Pendidikan Tanpa Jiwa: Ketika Teknologi Mengalahkan Makna

- Jumat, 21 November 2025 | 17:06 WIB
Pendidikan Tanpa Jiwa: Ketika Teknologi Mengalahkan Makna

Pola-pola semacam ini menunjukkan bias modernisme dalam sistem kita: riset dihargai sejauh ia menghasilkan produk, paten, atau alat yang terukur. Pengetahuan yang tidak menghasilkan "output teknis" dianggap kurang berguna. Dalam logika modernisme, segala sesuatu harus bisa distandarkan. Tapi di balik keteraturan itu, ada bahaya besar: hilangnya kapasitas untuk bertanya, meragukan, dan mengkritik.

Dengan logika ini, STEM menjadi sekutu ideal bagi kekuasaan yang ingin masyarakat berjalan rapi seperti mesin. Tapi justru karena itu kita harus waspada. Ketika satu cara berpikir terlalu dominan, cara-cara lain untuk memahami manusia—yang tidak bisa distandarkan—perlahan hilang. Nilai, seni, etika, imajinasi, dianggap "tidak produktif." Di situlah modernisme berubah dari sarana kemajuan menjadi alat kontrol.

Pola ini terus berulang: Indonesia membangun sistem digital canggih, tapi warganya makin mudah dimanipulasi; negara menggembar-gemborkan AI, tapi kedisiplinan publik dan budaya kerjanya stagnan; universitas memajang robot, tapi gagal melahirkan warga yang kritis.
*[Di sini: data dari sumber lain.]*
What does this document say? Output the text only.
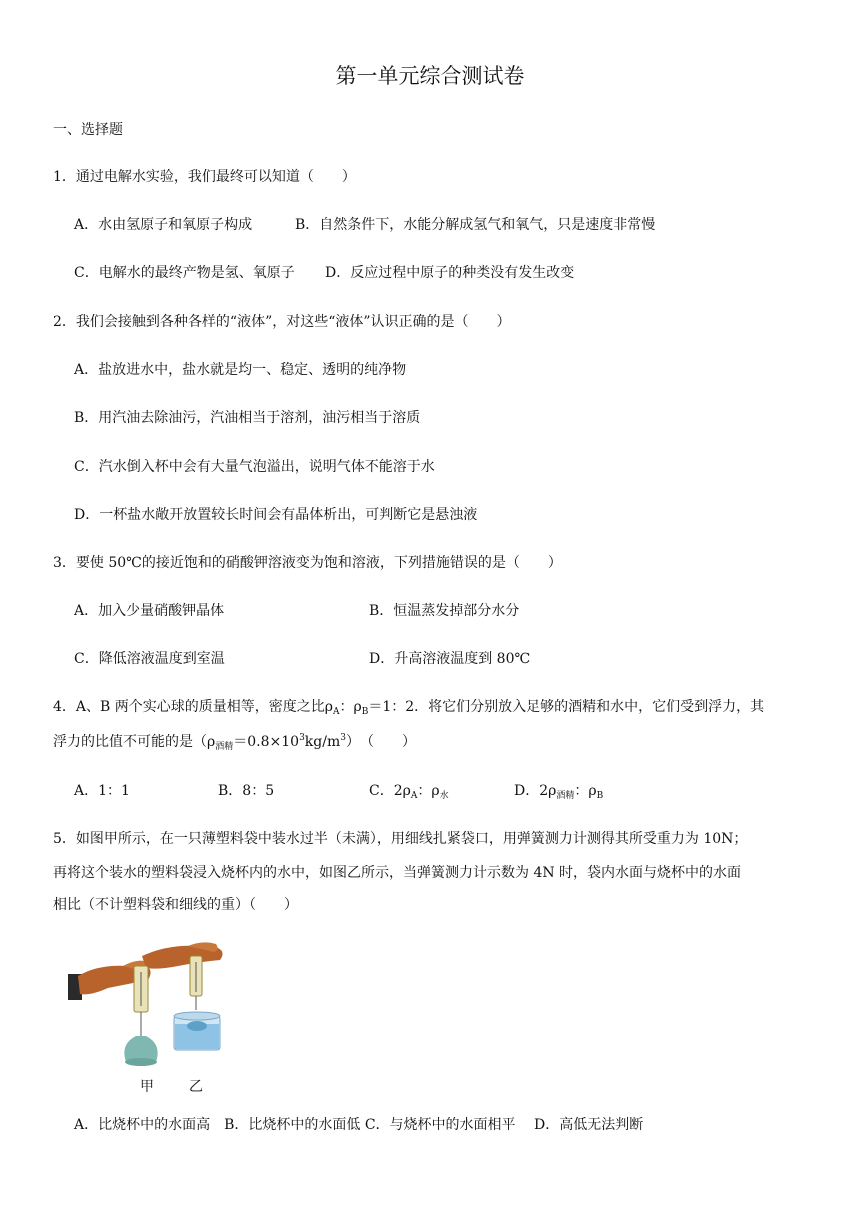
第一单元综合测试卷
一、选择题
1．通过电解水实验，我们最终可以知道（　　）
A．水由氢原子和氧原子构成	B．自然条件下，水能分解成氢气和氧气，只是速度非常慢
C．电解水的最终产物是氢、氧原子 D．反应过程中原子的种类没有发生改变
2．我们会接触到各种各样的“液体”，对这些“液体”认识正确的是（　　）
A．盐放进水中，盐水就是均一、稳定、透明的纯净物
B．用汽油去除油污，汽油相当于溶剂，油污相当于溶质
C．汽水倒入杯中会有大量气泡溢出，说明气体不能溶于水
D．一杯盐水敞开放置较长时间会有晶体析出，可判断它是悬浊液
3．要使 50℃的接近饱和的硝酸钾溶液变为饱和溶液，下列措施错误的是（　　）
A．加入少量硝酸钾晶体	B．恒温蒸发掉部分水分
C．降低溶液温度到室温	D．升高溶液温度到 80℃
4．A、B 两个实心球的质量相等，密度之比$\rho_A$：$\rho_B=1$：2．将它们分别放入足够的酒精和水中，它们受到浮力，其
浮力的比值不可能的是$(\rho_{酒精}=0.8\times 10^3kg/m^3)$　（　　）
A．1：1	B．8：5	C．$2\rho_A$：$\rho_水$	D．$2\rho_{酒精}$：$\rho_B$
5．如图甲所示，在一只薄塑料袋中装水过半（未满），用细线扎紧袋口，用弹簧测力计测得其所受重力为 10N；
再将这个装水的塑料袋浸入烧杯内的水中，如图乙所示，当弹簧测力计示数为 4N 时，袋内水面与烧杯中的水面
相比（不计塑料袋和细线的重）（　　）
甲	乙
A．比烧杯中的水面高　B．比烧杯中的水面低 C．与烧杯中的水面相平　 D．高低无法判断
Bagi negara berkembang seperti kita, pesan ini diterima mentah-mentah: seolah kemajuan hanya datang dari mesin baru, bukan dari transformasi kebudayaan.

SSH: Suara yang Menggugat

Berbeda dengan STEM yang cenderung jinak, sosial-humaniora sering dianggap berisik. Mahasiswanya bertanya "mengapa," bukan cuma "bagaimana." Mereka mempertanyakan kebijakan, menelusuri motif kekuasaan, dan menganalisis struktur yang sering disembunyikan negara.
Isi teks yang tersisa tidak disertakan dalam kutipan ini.